After the body percussion which formed the accompaniment for the introductory section of Nicholas Rowe’s The Arrival! The Arrival! The Arrival!, the APO struck up with Handel’s The Arrival of the Queen of Sheba. Rowe’s witty interpretation of this music is set in an international airport’s passport control and counterpoints the music in an appropriate relationship of mutual coexistence. It also captures an experience that many of us have been through whilst waiting for passport checks, and the audience’s enthusiastic response reflected how their imagination had been captured.

And then the main moment, as the APO play more Handel and the fireworks really begin. Moss Patterson’s Poutama features 100 dancers and his skill in bringing each of them into the moment of performance is to be wondered at. They were on fire – please excuse the pun, and I hope that somehow they get to hear about this review. As the orchestra transports us to a place of enlightenment and joy, so each of these dancers, aged not-very-much to early twenties, lit up the stage. Patterson’s choreography enables each of the dancers to express the themes of the Maori design, and the dancers embody how we can support each other in struggles to grow and develop. A theme, it seems, which was also experienced by the dancers in their rehearsal process, and brought to life for the audience how dance, and dance education especially, plays out as informing and enhancing people’s lives, young and old. These young dancers, the orchestra, its conductor Graham Abbott (who no doubt played a huge part in all of this), the APO team, Sally Markham, Patterson and the school teachers and university lecturers who were also amidst it all deserve to perform this work again and again.

The lighting designer Vanda Karolczak and costume designer Marama Lloydd are also to be congratulated, as both of these elements add huge value to the production. I also note that Nick Hill was a production assistant, and that a team went into schools, I guess from the APO, to teach about baroque music contextually as part of the National Arts Music Curriculum.
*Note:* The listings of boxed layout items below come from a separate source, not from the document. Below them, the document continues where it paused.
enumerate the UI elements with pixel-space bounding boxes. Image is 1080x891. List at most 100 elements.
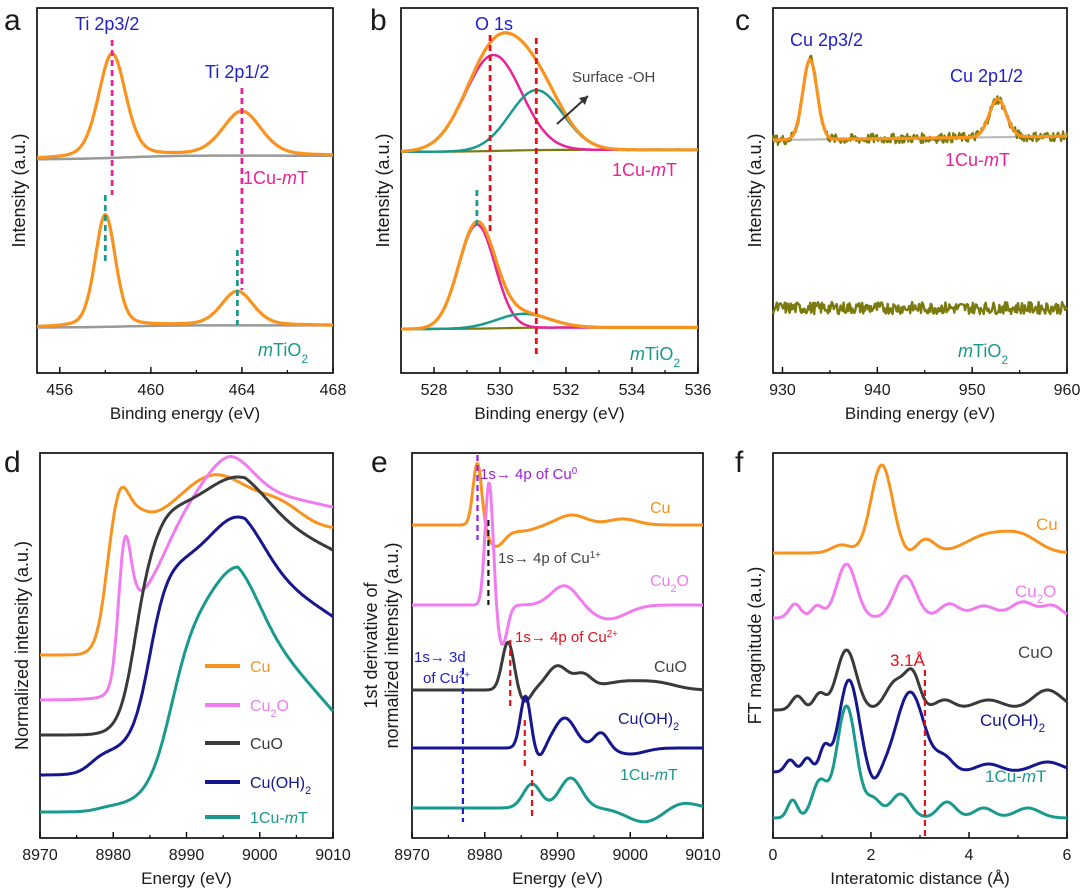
sample-label-1cu-mt: 1Cu-mT (945, 150, 1010, 170)
background-line-mtio2 (36, 324, 334, 329)
xanes-curve-cuoh2 (39, 515, 334, 777)
annotation-cu1: 1s→ 4p of Cu1+ (498, 550, 601, 568)
ft-curve-1cu-mt (772, 704, 1068, 820)
panel-d: 8970 8980 8990 9000 9010 Energy (eV) Normalize… (4, 446, 351, 888)
x-tick-label: 9000 (612, 847, 648, 864)
series-label-1cu-mt: 1Cu-mT (985, 767, 1046, 786)
x-tick-label: 0 (769, 847, 778, 864)
series-label-cu: Cu (1036, 515, 1058, 534)
y-axis-label: Normalized intensity (a.u.) (12, 541, 32, 750)
fit-curve-1cu-mt (36, 51, 334, 160)
ft-curve-cu (772, 463, 1068, 555)
y-axis-label: Intensity (a.u.) (373, 133, 393, 247)
x-axis-label: Binding energy (eV) (110, 404, 260, 423)
legend-label: Cu (250, 659, 270, 676)
peak-label-cu2p32: Cu 2p3/2 (790, 30, 863, 50)
plot-frame (36, 7, 334, 374)
component-oh-1cu (400, 88, 699, 154)
panel-a: 456 460 464 468 Binding energy (eV) Intensity… (4, 4, 346, 423)
y-axis-label: 1st derivative of (361, 581, 381, 708)
peak-label-ti2p12: Ti 2p1/2 (205, 62, 269, 82)
x-tick-label: 950 (959, 382, 986, 399)
x-tick-label: 9010 (315, 847, 351, 864)
derivative-curve-cu (411, 462, 704, 548)
peak-label-o1s: O 1s (475, 14, 513, 34)
series-label-cuoh2: Cu(OH)2 (618, 711, 679, 733)
series-label-cu2o: Cu2O (650, 573, 689, 595)
derivative-curve-1cu-mt (411, 776, 704, 824)
annotation-cu2-3d-line1: 1s→ 3d (414, 649, 466, 666)
panel-letter-f: f (735, 446, 744, 479)
ft-curve-cuoh2 (772, 678, 1068, 780)
series-label-cuo: CuO (654, 659, 687, 676)
x-tick-label: 8980 (467, 847, 503, 864)
x-tick-label: 460 (137, 382, 164, 399)
x-axis-label: Binding energy (eV) (845, 404, 995, 423)
x-tick-label: 532 (553, 382, 580, 399)
x-axis-label: Binding energy (eV) (474, 404, 624, 423)
series-label-cuoh2: Cu(OH)2 (980, 711, 1045, 735)
x-tick-label: 8970 (22, 847, 58, 864)
x-tick-label: 468 (320, 382, 347, 399)
x-tick-label: 2 (867, 847, 876, 864)
x-tick-label: 8970 (394, 847, 430, 864)
x-tick-label: 456 (46, 382, 73, 399)
background-line-1cu-mt (36, 154, 334, 161)
peak-label-ti2p32: Ti 2p3/2 (75, 14, 139, 34)
sample-label-mtio2: mTiO2 (630, 344, 680, 370)
peak-label-cu2p12: Cu 2p1/2 (950, 66, 1023, 86)
sample-label-1cu-mt: 1Cu-mT (243, 168, 308, 188)
x-axis-label: Interatomic distance (Å) (830, 869, 1010, 888)
raw-curve-1cu-mt (36, 52, 334, 159)
x-tick-label: 4 (965, 847, 974, 864)
component-lattice-o-mtio2 (400, 223, 699, 331)
x-tick-label: 8980 (95, 847, 131, 864)
derivative-curve-cuoh2 (411, 694, 704, 757)
annotation-cu2-4p: 1s→ 4p of Cu2+ (515, 629, 618, 647)
fit-curve-mtio2 (36, 213, 334, 328)
xanes-curve-1cu-mt (39, 565, 335, 814)
panel-letter-a: a (4, 4, 21, 37)
x-tick-label: 464 (229, 382, 256, 399)
x-tick-label: 9010 (685, 847, 721, 864)
panel-b: 528 530 532 534 536 Binding energy (eV) Intens… (370, 4, 711, 423)
sample-label-1cu-mt: 1Cu-mT (612, 160, 677, 180)
panel-e: 8970 8980 8990 9000 9010 Energy (eV) 1st deriv… (361, 446, 721, 888)
series-label-cu2o: Cu2O (1015, 582, 1056, 606)
sample-label-mtio2: mTiO2 (958, 341, 1008, 367)
series-label-1cu-mt: 1Cu-mT (620, 767, 678, 784)
panel-f: 0 2 4 6 Interatomic distance (Å) FT magnitude… (735, 446, 1072, 888)
plot-frame (400, 7, 699, 374)
raw-curve-mtio2 (771, 300, 1069, 316)
y-axis-label: Intensity (a.u.) (745, 133, 765, 247)
x-tick-label: 534 (619, 382, 646, 399)
x-axis-label: Energy (eV) (512, 869, 603, 888)
annotation-cu0: 1s→ 4p of Cu0 (480, 466, 578, 484)
legend-label: 1Cu-mT (250, 810, 308, 827)
raw-curve-mtio2 (36, 214, 334, 328)
raw-curve-mtio2 (400, 221, 699, 331)
derivative-curve-cuo (411, 640, 704, 703)
annotation-cu2-3d-line2: of Cu2+ (423, 670, 470, 688)
x-tick-label: 9000 (242, 847, 278, 864)
x-tick-label: 528 (421, 382, 448, 399)
fit-curve-mtio2 (400, 219, 699, 331)
x-tick-label: 960 (1054, 382, 1080, 399)
panel-letter-e: e (371, 446, 388, 479)
panel-c: 930 940 950 960 Binding energy (eV) Intensity… (735, 4, 1080, 423)
x-tick-label: 930 (769, 382, 796, 399)
legend-label: Cu2O (250, 698, 289, 720)
annotation-3p1: 3.1Å (890, 651, 926, 670)
series-label-cuo: CuO (1018, 643, 1053, 662)
fit-curve-1cu-mt (772, 58, 1068, 142)
ft-curve-cuo (772, 648, 1068, 712)
x-tick-label: 536 (685, 382, 712, 399)
derivative-curve-cu2o (411, 481, 704, 646)
x-tick-label: 8990 (540, 847, 576, 864)
xanes-curve-cuo (39, 475, 334, 737)
raw-curve-1cu-mt (400, 31, 699, 153)
panel-letter-d: d (4, 446, 21, 479)
y-axis-label: Intensity (a.u.) (9, 133, 29, 247)
legend-label: CuO (250, 736, 283, 753)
Such layering in this project is not to be overlooked as contributing to the convincing and involving final performance.

 

A final thought about university involvement in such projects, and somewhat autobiographical if you will indulge me. Fireworks brings to mind what universities can accomplish for others when they collaborate with a broad spectrum of the community outside their ivory towers. Drawing our attention to how studying dance in universities can have important contributions to make as we work together to build a better society for everyone.